Y ese corrimiento no se queda en Europa Central. Llega a los debates sobre autonomía judicial en México, a las discusiones sobre libertad de prensa en Brasil, a la forma en que ciertos sectores locales usan el ejemplo de Hungría para argumentar que concentrar poder no es antidemocrático sino "eficiente". Los modelos viajan. Las legitimaciones también.

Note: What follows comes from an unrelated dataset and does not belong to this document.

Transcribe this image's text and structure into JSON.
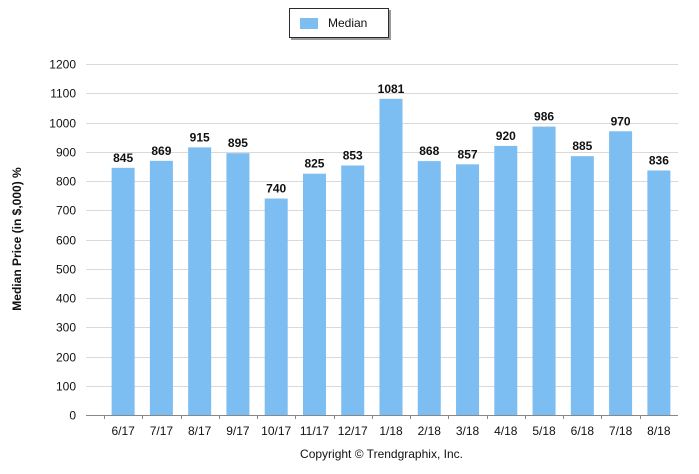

Lo que la gente experimenta, aunque no siempre lo nombre así, es una sensación de que las reglas del juego se están reescribiendo en tiempo real, y que nadie les preguntó. No es solo desconfianza en las instituciones —eso tiene décadas. Es algo más específico: la percepción de que el Estado, en su versión más poderosa, ha dejado de fingir que trabaja para todos. Que ya no necesita mantener esa ficción. Que puede decir abiertamente: el dinero va para esto, no para aquello, y si no te gusta, aquí está el show de la amenaza militar para distraerte.
Esa sensación tiene nombre en la teoría política: se llama cinismo sistémico. Y es peligrosa no porque haga a la gente rebelde, sino porque con frecuencia la hace pasiva. Cuando uno cree que el sistema siempre sirve a los mismos, deja de imaginar que puede ser distinto. Y justo ahí, en esa renuncia a imaginar, es donde el poder más concentrado se siente más cómodo.
Las dos señoras de la sala de espera siguen ahí, en alguna ciudad, en algún martes. Una no puede pagar la insulina. La otra tiene al hijo del otro lado. Afuera, el locutor sigue hablando de billones y de bombas.
La pregunta que queda flotando no es cómo arreglarlo. Es más simple y más perturbadora: ¿desde cuándo aprendimos a creer que ese abismo entre las dos conversaciones es natural?